I perfectly well remember making this speech. Lenhart Davy laughed quietly, but so heartily it was delightful to hear him.

"You are quite right about that. Come! will you trust me?"

"Oh! sir, I should like to go above all things, if it is not very far,—I mean I must get back soon, or they will be frightened about me."

"You shall get back soon. I am afraid they are frightened now,—do you think so? But my little house is on the way to yours, though you would never find it out."

He paused, and we walked briskly forwards.

CHAPTER IV.

Turning out of the market-place, a narrow street presented itself: here were factories and the backs of houses. Again we threaded a narrow turning: here was an outskirt of the town. It fronted a vast green space; all building-ground enclosed this quiet corner, for only a few small houses stood about. Here were no shops and no traffic. We went on in all haste, and soon my guide arrested himself at a little green gate. He unlatched it; we passed through into a tiny garden, trim as tiny, pretty as trim, and enchantingly after my own way of thinking. Never shall I forget its aspect,—the round bed in the centre, edged with box as green as moss; the big rose-tree in the middle of the bed, and lesser rose-trees round; the narrow gravel walk, quite golden in the sun; the outer edge of box, and outer bed of heaths and carnations and glowing purple stocks. But above all, the giant hollyhocks, one on each side of a little brown door, whose little latticed porch was arched with clematis, silvery as if moonlight "Minatrost" were ever brooding upon that threshold.

I must not loiter here; it would have been difficult to loiter in going about the garden, it was so unusually small, and the house, if possible, was more diminutive. It had above the door two tiny casement windows, only two; and as my guide opened the little door with a key he brought out of his pocket, there was nothing to delay our entrance. The passage was very narrow, but lightsome, for a door was open at the end, peeping into a lawny kind of yard. No children were tumbling about, nor was there any kitchen smell, but the rarest of all essences, a just perceptible cleanliness,—not moisture, but freshness.
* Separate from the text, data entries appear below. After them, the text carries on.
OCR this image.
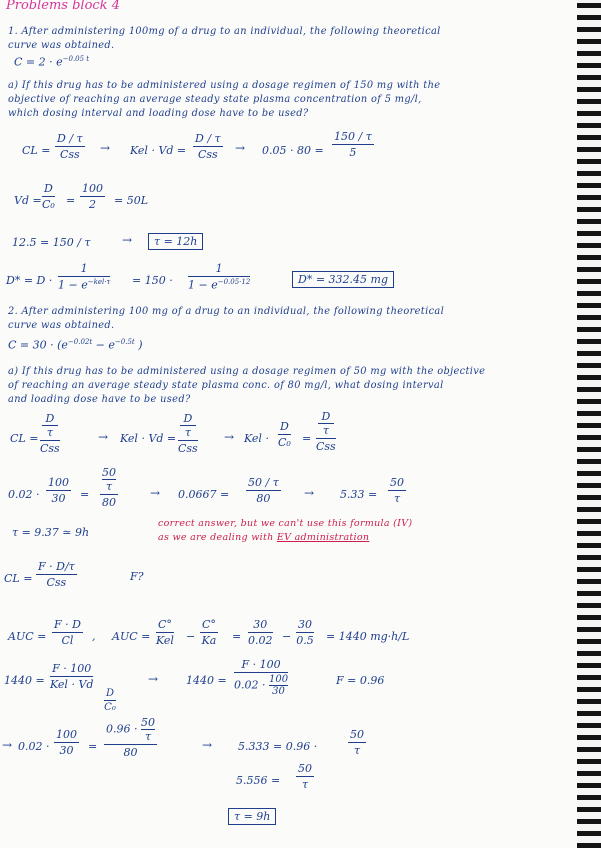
Problems block 4
1. After administering 100mg of a drug to an individual, the following theoretical
curve was obtained.
$C = 2 \cdot e^{-0.05 t}$
a) If this drug has to be administered using a dosage regimen of 150 mg with the
objective of reaching an average steady state plasma concentration of 5 mg/l,
which dosing interval and loading dose have to be used?
CL =
D / τ
Css	→ Kel · Vd =
D / τ
Css	→ $0.05 \cdot 80 = \frac{150 / \tau}{5}$
$Vd = \frac{D}{\text{C₀}} = \frac{100}{2} = 50L$
12.5 = 150 / τ	→	τ = 12h
D* = D ·
1
$1 - e^{-kel\cdot\tau} = 150 \cdot \frac{1}{1 - e^{-0.05\cdot 12}}$	D* = 332.45 mg
2. After administering 100 mg of a drug to an individual, the following theoretical
curve was obtained.
$C = 30 \cdot (e^{-0.02t} - e^{-0.5t}$ )
a) If this drug has to be administered using a dosage regimen of 50 mg with the objective
of reaching an average steady state plasma conc. of 80 mg/l, what dosing interval
and loading dose have to be used?
CL =
D
τ
Css
→ Kel · Vd =
D
τ
Css
→ Kel · $\frac{D}{\text{C₀}}$ =
D
τ
Css
$0.02 \cdot \frac{100}{30} = 50$
τ
80	→ $0.0667 = \frac{50 / \tau}{80} \to 5.33 = \frac{50}{\tau}$
τ = 9.37 ≃ 9h
correct answer, but we can't use this formula (IV)
as we are dealing with EV administration
CL =
F · D/τ
Css	F?
AUC = $\frac{F \cdot D}{Cl}$ , AUC =
C°
Kel − $\frac{C^\circ}{Ka} = \frac{30}{0.02} - \frac{30}{0.5} = 1440$ mg·h/L
1440 =
F · 100
Kel · Vd
$\frac{D}{\text{C₀}}$
→	$1440 = \frac{F \cdot 100}{0.02 \cdot \frac{100}{30}}$	F = 0.96
→ $0.02 \cdot \frac{100}{30} = \frac{0.96 \cdot \frac{50}{\tau}}{80}$	→ 5.333 = 0.96 ·	$\frac{50}{\tau}$
$5.556 = \frac{50}{\tau}$
τ = 9h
We advanced to a staircase about three feet in width, uncarpeted, but of a rich brown color, like chestnut skins; so also were the balusters. About a dozen steps brought us to a proportionate landing-place, and here I beheld two other little brown doors at angles with one another. Lenhart Davy opened one of these, and led me into a tiny room. Oh, what a tiny room! It was so tiny, so rare, so curiously perfect that I could not help looking into it as I should have done into a cabinet collection. The casements were uncurtained, but a green silk shade, gathered at the top and bottom, was drawn half-way along each. The walls were entirely books,—in fact, the first thing I thought of was the book-houses I used to build of all the odd volumes in our parlor closet during my quite incipient years. But such books as adorned the sides of the little sanctum were more suitable for walls than mine, in respect of size, being as they were, or as far as I could see, all music-books, except in a stand between the casements, where a few others rested one against another. There was a soft gray drugget upon the floor; and though, of course, the book-walls took up as much as half the room (a complete inner coat they made for the outside shell), yet it did not strike me as poking, because there was no heavy furniture, only a table, rather oval than round, and four chairs; both chairs and table of the hue I had admired upon the staircase,—a rich vegetable brown. On the table stood a square inkstand of the same wood, and a little tray filled with such odds as rubber, a penknife, sealing-wax, and a pencil. The wood of the mantelshelf was the same tone, and so was that of a plain piano that stood to the left of the fireplace, in the only nook that was not books from floor to ceiling; but the books began again over the piano. All this wood, so darkly striking the eye, had an indescribably soothing effect (upon me I mean), and right glad was I to see Mr. Davy seat himself upon a little brown bench before the piano and open it carefully.